The Prime Minister said he welcomed that offer and would work with Labor to try and fund essential services while balancing the budget.
“These challenges are not easy there’s no simple solution but that’s why they need our best minds, our best brains, above all our best goodwill in our new parliament to deliver that,” he said.
“It’s vital that this parliament works — it is vital that we work together and as far as we can try to find ways upon which we can all agree.”
The Prime Minister also said he had had “very constructive” discussions with crossbenchers in both houses of Parliament.
Even if the Government wins a narrow majority in the Lower House, it will be anxious to give itself political cover by courting the five Green and independent MPs in the House of Representatives.
PM pledges to give crossbenchers necessary resources
Mr Turnbull indicated that he would give crossbench MPs additional staff and resources, just as Labor did with independents in the hung parliament of 2010.
“It is my commitment to work in every way possible to ensure that the crossbenchers have access to all of the information they need and all of the resources they need to be able to play the role they need in this parliament,” he said.
Mr Turnbull is likely to face stiff opposition to his agenda from a raft of new Senators elected a week ago — including senators from One Nation and the Jacqui Lambie Network.
But he played down the scale of the challenge, saying that the previous Senate was also difficult to navigate.
“There were eight crossbenchers in the last Senate.
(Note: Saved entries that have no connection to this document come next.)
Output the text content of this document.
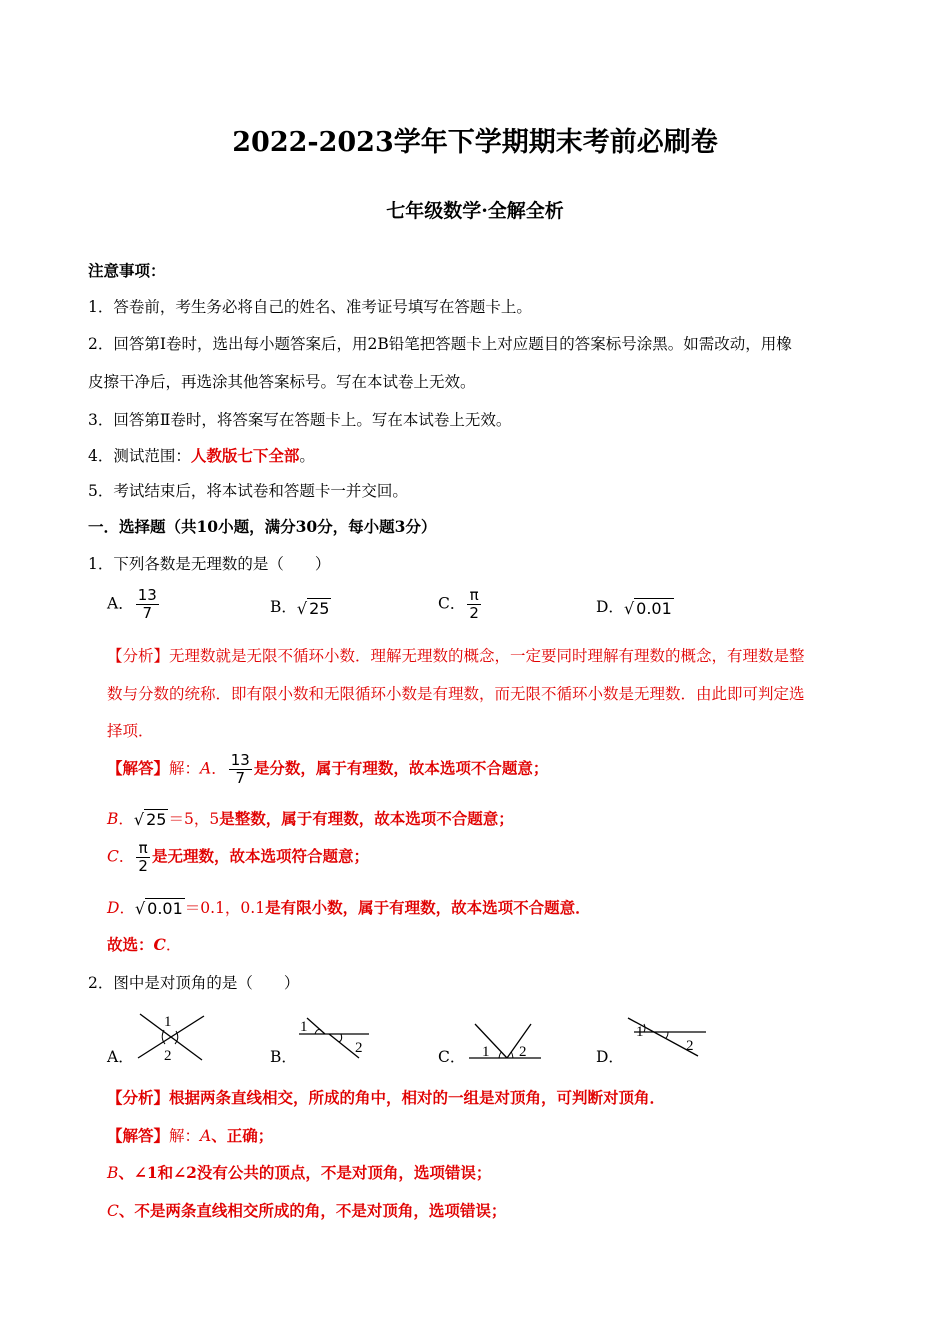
2022-2023学年下学期期末考前必刷卷
七年级数学·全解全析
注意事项：
1．答卷前，考生务必将自己的姓名、准考证号填写在答题卡上。
2．回答第Ⅰ卷时，选出每小题答案后，用2B铅笔把答题卡上对应题目的答案标号涂黑。如需改动，用橡
皮擦干净后，再选涂其他答案标号。写在本试卷上无效。
3．回答第Ⅱ卷时，将答案写在答题卡上。写在本试卷上无效。
4．测试范围：人教版七下全部。
5．考试结束后，将本试卷和答题卡一并交回。
一．选择题（共10小题，满分30分，每小题3分）
1．下列各数是无理数的是（　　）
A． $\frac{13}{7}$	B．√ 25	C． $\frac{\pi}{2}$	D．√ 0.01
【分析】无理数就是无限不循环小数．理解无理数的概念，一定要同时理解有理数的概念，有理数是整
数与分数的统称．即有限小数和无限循环小数是有理数，而无限不循环小数是无理数．由此即可判定选
择项．
【解答】解：A． $\frac{13}{7}$ 是分数，属于有理数，故本选项不合题意；
B．√ 25 ＝5，5是整数，属于有理数，故本选项不合题意；
C． $\frac{\pi}{2}$ 是无理数，故本选项符合题意；
D．√ 0.01 ＝0.1，0.1是有限小数，属于有理数，故本选项不合题意．
故选：C．
2．图中是对顶角的是（　　）
A．
1
2	B．
1
2	C． 1 2	D．
1
2
【分析】根据两条直线相交，所成的角中，相对的一组是对顶角，可判断对顶角．
【解答】解：A、正确；
B、∠1和∠2没有公共的顶点，不是对顶角，选项错误；
C、不是两条直线相交所成的角，不是对顶角，选项错误；
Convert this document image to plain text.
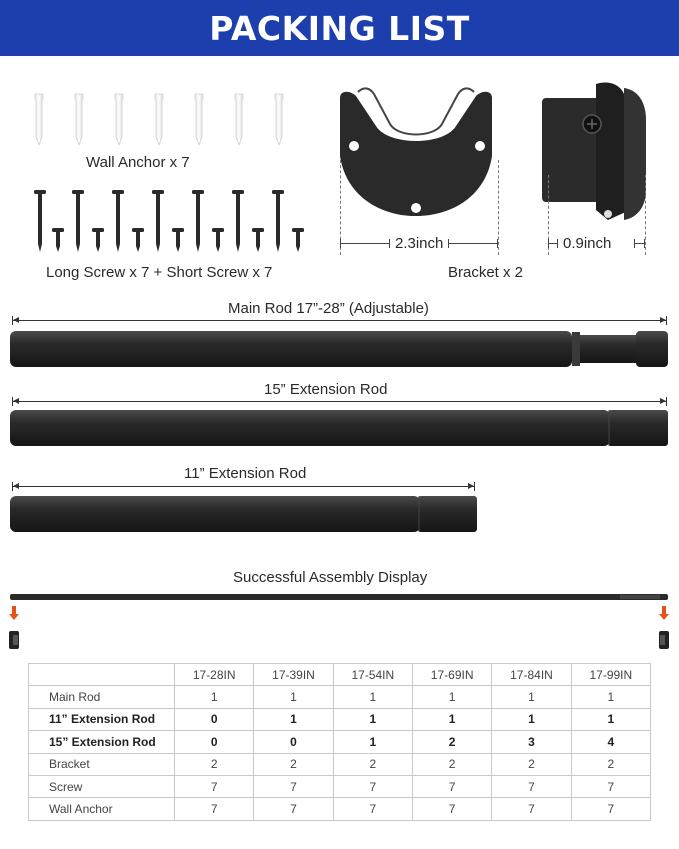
PACKING LIST
Wall Anchor x 7
Long Screw x 7 + Short Screw x 7
2.3inch
Bracket x 2
0.9inch
Main Rod 17”-28” (Adjustable)
15” Extension Rod
11” Extension Rod
Successful Assembly Display
	17-28IN	17-39IN	17-54IN	17-69IN	17-84IN	17-99IN
Main Rod	1	1	1	1	1	1
11” Extension Rod	0	1	1	1	1	1
15” Extension Rod	0	0	1	2	3	4
Bracket	2	2	2	2	2	2
Screw	7	7	7	7	7	7
Wall Anchor	7	7	7	7	7	7
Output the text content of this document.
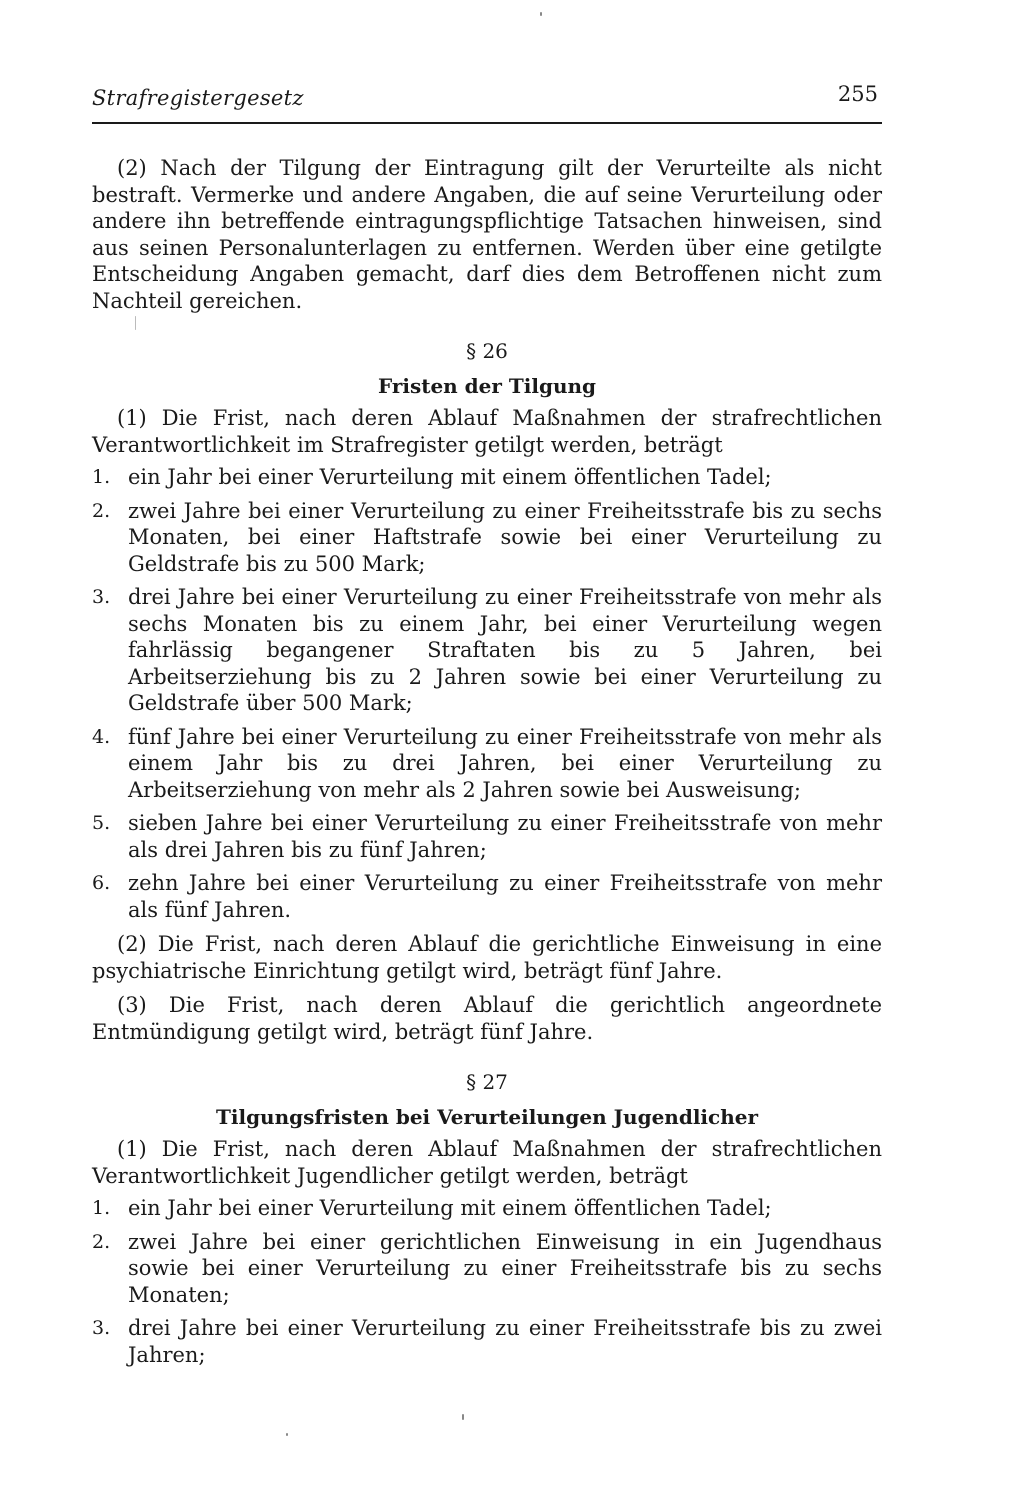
Strafregistergesetz	255

(2) Nach der Tilgung der Eintragung gilt der Verurteilte als nicht bestraft. Vermerke und andere Angaben, die auf seine Verurteilung oder andere ihn betreffende eintragungspflichtige Tatsachen hinweisen, sind aus seinen Personalunterlagen zu entfernen. Werden über eine getilgte Entscheidung Angaben gemacht, darf dies dem Betroffenen nicht zum Nachteil gereichen.

§ 26
Fristen der Tilgung

(1) Die Frist, nach deren Ablauf Maßnahmen der strafrechtlichen Verantwortlichkeit im Strafregister getilgt werden, beträgt

1. ein Jahr bei einer Verurteilung mit einem öffentlichen Tadel;
2. zwei Jahre bei einer Verurteilung zu einer Freiheitsstrafe bis zu sechs Monaten, bei einer Haftstrafe sowie bei einer Verurteilung zu Geldstrafe bis zu 500 Mark;
3. drei Jahre bei einer Verurteilung zu einer Freiheitsstrafe von mehr als sechs Monaten bis zu einem Jahr, bei einer Verurteilung wegen fahrlässig begangener Straftaten bis zu 5 Jahren, bei Arbeitserziehung bis zu 2 Jahren sowie bei einer Verurteilung zu Geldstrafe über 500 Mark;
4. fünf Jahre bei einer Verurteilung zu einer Freiheitsstrafe von mehr als einem Jahr bis zu drei Jahren, bei einer Verurteilung zu Arbeitserziehung von mehr als 2 Jahren sowie bei Ausweisung;
5. sieben Jahre bei einer Verurteilung zu einer Freiheitsstrafe von mehr als drei Jahren bis zu fünf Jahren;
6. zehn Jahre bei einer Verurteilung zu einer Freiheitsstrafe von mehr als fünf Jahren.

(2) Die Frist, nach deren Ablauf die gerichtliche Einweisung in eine psychiatrische Einrichtung getilgt wird, beträgt fünf Jahre.

(3) Die Frist, nach deren Ablauf die gerichtlich angeordnete Entmündigung getilgt wird, beträgt fünf Jahre.

§ 27
Tilgungsfristen bei Verurteilungen Jugendlicher

(1) Die Frist, nach deren Ablauf Maßnahmen der strafrechtlichen Verantwortlichkeit Jugendlicher getilgt werden, beträgt

1. ein Jahr bei einer Verurteilung mit einem öffentlichen Tadel;
2. zwei Jahre bei einer gerichtlichen Einweisung in ein Jugendhaus sowie bei einer Verurteilung zu einer Freiheitsstrafe bis zu sechs Monaten;
3. drei Jahre bei einer Verurteilung zu einer Freiheitsstrafe bis zu zwei Jahren;
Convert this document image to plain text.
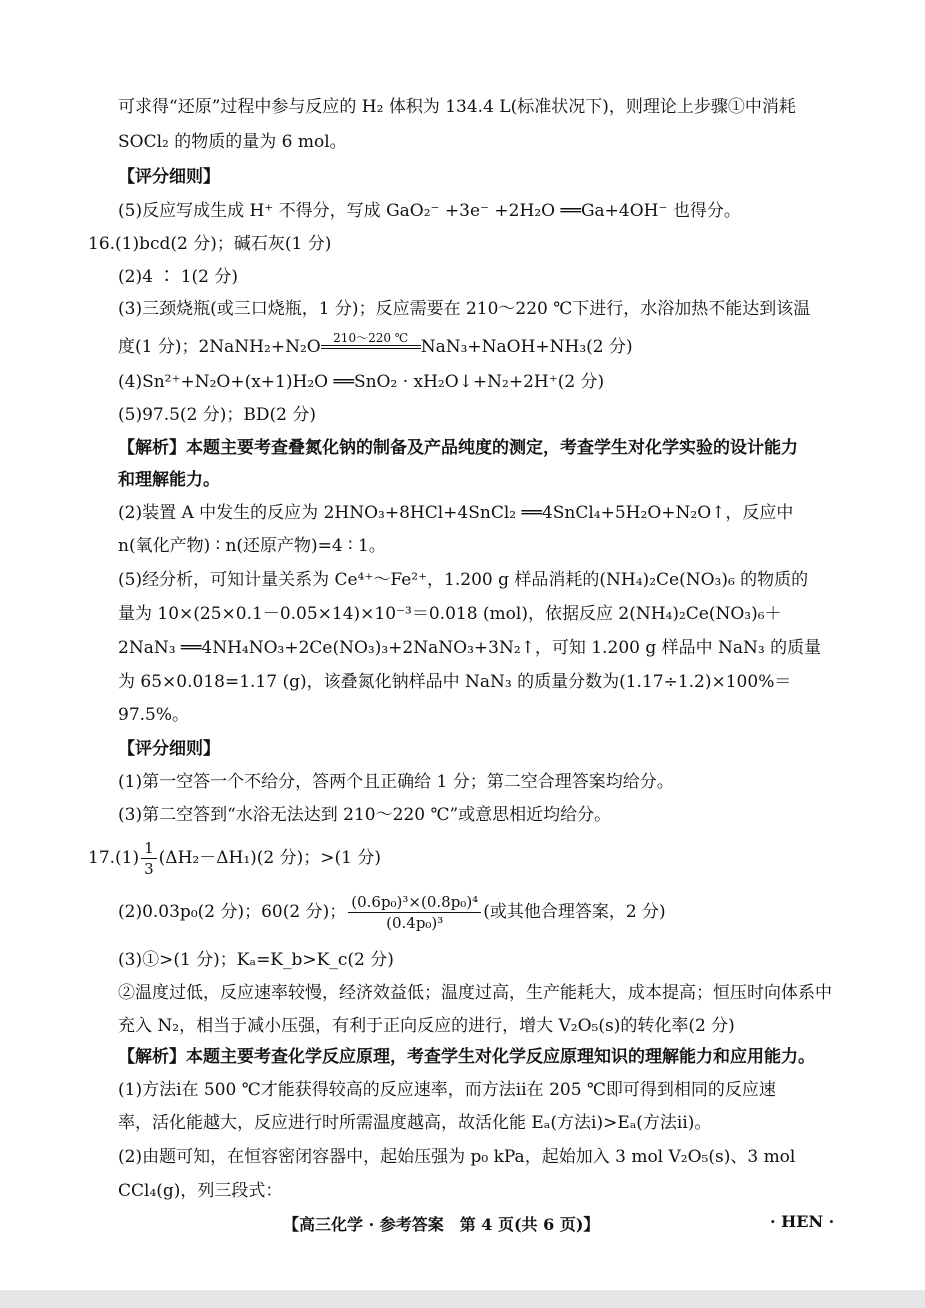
可求得“还原”过程中参与反应的 H₂ 体积为 134.4 L(标准状况下)，则理论上步骤①中消耗
SOCl₂ 的物质的量为 6 mol。
【评分细则】
(5)反应写成生成 H⁺ 不得分，写成 GaO₂⁻ +3e⁻ +2H₂O ══Ga+4OH⁻ 也得分。
16.(1)bcd(2 分)；碱石灰(1 分)
(2)4 ∶ 1(2 分)
(3)三颈烧瓶(或三口烧瓶，1 分)；反应需要在 210～220 ℃下进行，水浴加热不能达到该温
度(1 分)；2NaNH₂+N₂O	210～220 ℃ NaN₃+NaOH+NH₃(2 分)
(4)Sn²⁺+N₂O+(x+1)H₂O ══SnO₂ · xH₂O↓+N₂+2H⁺(2 分)
(5)97.5(2 分)；BD(2 分)
【解析】本题主要考查叠氮化钠的制备及产品纯度的测定，考查学生对化学实验的设计能力
和理解能力。
(2)装置 A 中发生的反应为 2HNO₃+8HCl+4SnCl₂ ══4SnCl₄+5H₂O+N₂O↑，反应中
n(氧化产物) ∶ n(还原产物)=4 ∶ 1。
(5)经分析，可知计量关系为 Ce⁴⁺～Fe²⁺，1.200 g 样品消耗的(NH₄)₂Ce(NO₃)₆ 的物质的
量为 10×(25×0.1－0.05×14)×10⁻³＝0.018 (mol)，依据反应 2(NH₄)₂Ce(NO₃)₆＋
2NaN₃ ══4NH₄NO₃+2Ce(NO₃)₃+2NaNO₃+3N₂↑，可知 1.200 g 样品中 NaN₃ 的质量
为 65×0.018=1.17 (g)，该叠氮化钠样品中 NaN₃ 的质量分数为(1.17÷1.2)×100%＝
97.5%。
【评分细则】
(1)第一空答一个不给分，答两个且正确给 1 分；第二空合理答案均给分。
(3)第二空答到“水浴无法达到 210～220 ℃”或意思相近均给分。
$17.(1) \frac{1}{3} (\Delta H_2-\Delta H_1)(2$ 分)；>(1 分)
(2)0.03p₀(2 分)；60(2 分)； $\frac{\text{(0.6p₀)³×(0.8p₀)⁴}}{\text{(0.4p₀)³}}$ (或其他合理答案，2 分)
(3)①>(1 分)；Kₐ=K_b>K_c(2 分)
②温度过低，反应速率较慢，经济效益低；温度过高，生产能耗大，成本提高；恒压时向体系中
充入 N₂，相当于减小压强，有利于正向反应的进行，增大 V₂O₅(s)的转化率(2 分)
【解析】本题主要考查化学反应原理，考查学生对化学反应原理知识的理解能力和应用能力。
(1)方法ⅰ在 500 ℃才能获得较高的反应速率，而方法ⅱ在 205 ℃即可得到相同的反应速
率，活化能越大，反应进行时所需温度越高，故活化能 Eₐ(方法ⅰ)>Eₐ(方法ⅱ)。
(2)由题可知，在恒容密闭容器中，起始压强为 p₀ kPa，起始加入 3 mol V₂O₅(s)、3 mol
CCl₄(g)，列三段式：
【高三化学 · 参考答案　第 4 页(共 6 页)】	· HEN ·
What you’re saying is that there will be one more. There will always be crossbenchers in the Senate,” Mr Turnbull said.
‘A moment I’ll never forget’
The Prime Minister said it was too early to speculate whether the Government would be able to pass the legislation which he used to trigger the double dissolution election — bills to crack down on union corruption and reinstate the construction industry watchdog.
“As to what the numbers will be, we await the determinations of the AEC, and of course many of these future senators will have open minds on this issue,” Mr Turnbull said.
He flagged some changes to the ministry due to MPs losing their seats, and said the Liberal partyroom would meet on July 18.
The Prime Minister said his granddaughter Isla was on his lap when he took Mr Shorten’s concession call, and he was “deeply, deeply touched” by the moment.
“That’s a moment I’ll never forget,” an emotional Mr Turnbull said.
“It was a reminder that we are trustees for future generations. Everything we do is about the future.”